Source: Global Times Published: 2020/11/16 16:56:03

Residents in East China's Shanghai Municipality play with dogs raised at a local cafe. The cafe keeps eight Afghan Hound and 12 large dogs. Photo: VCG

A county in Southwest China's Yunnan Province sparked widespread public debate after it banned dog-walking in urban areas in a notice issued on Friday, which regulates that dogs will be put down if found on the street for a third time.

Weixin county officials have begun looking into the regulation after many people questioned the new rule online.

The notice stipulates that residents must have their dogs leashed or kept in captivity.

According to the notice, anyone found walking a dog will receive a warning for the first offense. For a second offense, the administrative department will impose a fine of between 50 yuan and 200 yuan. If a person is found to be walking a dog for a third time, the local government will contact the public security department to have it put down.

The notice has led to widespread controversy online.

"To prevent cars from hitting people, should we prohibit driving on the highway and lock our cars in the garage? The local government should spend more time on establishing animal protection laws and regulations and strengthening civilized pet laws and regulations," one netizen commented on Sina Weibo, receiving 589 likes.

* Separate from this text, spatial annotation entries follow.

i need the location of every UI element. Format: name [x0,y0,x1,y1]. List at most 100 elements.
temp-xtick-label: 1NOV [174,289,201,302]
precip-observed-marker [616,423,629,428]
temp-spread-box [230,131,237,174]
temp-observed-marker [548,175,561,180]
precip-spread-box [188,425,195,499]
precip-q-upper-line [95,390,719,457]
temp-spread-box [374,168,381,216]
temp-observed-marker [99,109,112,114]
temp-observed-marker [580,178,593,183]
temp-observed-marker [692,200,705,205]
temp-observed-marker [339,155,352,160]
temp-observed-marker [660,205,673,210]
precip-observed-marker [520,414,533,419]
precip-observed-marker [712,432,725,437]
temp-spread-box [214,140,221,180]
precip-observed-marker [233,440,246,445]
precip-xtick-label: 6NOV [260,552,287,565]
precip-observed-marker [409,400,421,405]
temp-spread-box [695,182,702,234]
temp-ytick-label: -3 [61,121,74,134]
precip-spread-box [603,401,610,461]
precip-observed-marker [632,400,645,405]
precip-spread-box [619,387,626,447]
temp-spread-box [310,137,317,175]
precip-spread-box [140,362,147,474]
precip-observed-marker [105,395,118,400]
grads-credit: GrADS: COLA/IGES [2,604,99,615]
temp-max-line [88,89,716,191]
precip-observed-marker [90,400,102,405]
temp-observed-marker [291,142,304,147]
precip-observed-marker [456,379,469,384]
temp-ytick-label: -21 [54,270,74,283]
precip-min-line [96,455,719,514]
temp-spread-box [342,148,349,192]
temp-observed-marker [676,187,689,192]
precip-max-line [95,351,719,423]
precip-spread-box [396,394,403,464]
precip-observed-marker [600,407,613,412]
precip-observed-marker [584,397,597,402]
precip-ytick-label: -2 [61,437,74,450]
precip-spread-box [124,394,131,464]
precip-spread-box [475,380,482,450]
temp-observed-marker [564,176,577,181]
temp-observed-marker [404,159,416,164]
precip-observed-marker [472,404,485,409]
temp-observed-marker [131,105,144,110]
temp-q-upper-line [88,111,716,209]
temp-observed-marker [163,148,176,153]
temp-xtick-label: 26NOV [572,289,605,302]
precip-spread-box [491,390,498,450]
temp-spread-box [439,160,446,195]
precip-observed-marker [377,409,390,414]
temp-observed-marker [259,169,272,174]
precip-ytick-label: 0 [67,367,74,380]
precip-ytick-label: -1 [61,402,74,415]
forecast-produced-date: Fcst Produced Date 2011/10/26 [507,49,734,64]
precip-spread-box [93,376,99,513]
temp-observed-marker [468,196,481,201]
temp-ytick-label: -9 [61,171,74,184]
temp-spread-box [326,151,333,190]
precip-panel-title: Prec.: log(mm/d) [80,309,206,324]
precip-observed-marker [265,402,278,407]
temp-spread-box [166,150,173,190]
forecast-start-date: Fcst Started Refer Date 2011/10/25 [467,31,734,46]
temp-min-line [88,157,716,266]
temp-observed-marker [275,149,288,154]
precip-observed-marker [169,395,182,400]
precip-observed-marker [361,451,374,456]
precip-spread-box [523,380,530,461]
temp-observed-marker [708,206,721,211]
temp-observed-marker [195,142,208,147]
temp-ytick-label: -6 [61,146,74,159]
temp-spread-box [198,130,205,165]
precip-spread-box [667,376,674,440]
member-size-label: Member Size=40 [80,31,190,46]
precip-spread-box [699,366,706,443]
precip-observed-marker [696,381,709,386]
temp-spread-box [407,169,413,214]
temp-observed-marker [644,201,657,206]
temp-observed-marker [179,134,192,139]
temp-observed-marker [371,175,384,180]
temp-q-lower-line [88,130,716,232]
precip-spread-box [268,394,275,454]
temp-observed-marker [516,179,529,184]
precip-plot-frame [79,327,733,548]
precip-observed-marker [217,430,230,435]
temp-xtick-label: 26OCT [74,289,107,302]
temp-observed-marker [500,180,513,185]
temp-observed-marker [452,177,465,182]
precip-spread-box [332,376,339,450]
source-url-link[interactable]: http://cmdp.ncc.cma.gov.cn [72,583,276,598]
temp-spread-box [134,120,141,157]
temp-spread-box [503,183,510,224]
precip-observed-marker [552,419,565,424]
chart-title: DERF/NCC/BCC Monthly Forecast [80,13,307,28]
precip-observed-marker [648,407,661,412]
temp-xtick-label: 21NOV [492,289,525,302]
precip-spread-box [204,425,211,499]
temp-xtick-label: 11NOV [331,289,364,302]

"Please vigorously punish the people who break the law rather than killing small animals who are innocent," another netizen called.

A senior official from Weixin county told a reporter that the government attaches great importance to public opinions on the regulations for dogs, and was calling for multiple departments to discuss the matter. "City management needs a standard, but everything should be regulated according to the law," said the official.

Some people questioned if the policy is legal and in accordance with the rule of law.

"The national law stipulates that a dog is a citizen's private property, and local regulations cannot overstep the national law to directly destroy a citizen's property," one netizen argued on Weibo.

With the improvement in living standards, more and more families in China are keeping pets. However, incidents of pet dog injuries have occurred frequently in recent years.

An elderly man and a child were seriously injured by two dogs in Dalong Square in Leiyang, Hunan Province, in 2017. In September, an 8-year-old girl was mauled by a big dog in Nanchang, Jiangxi province.

Nearly half (49.2 percent) of dog-owning households have been involved in incidents in which their dogs harassed or attacked other people, and 38.6 percent of respondents have experienced an intrusion or attack by a dog, according to the Minxing District Civilized Dog Network Questionnaire Survey Report released by the National Bureau of Statistics in 2019. 

In Weixin county, there have also been incidents of injuries from dogs, and the public security department is said to be concerned about this issue. "We respect dog owners and dog lovers, but they should not hurt others. We have had cases of children being bitten by dogs here, and it is an issue that needs to be regulated by all parties," the officer told a reporter.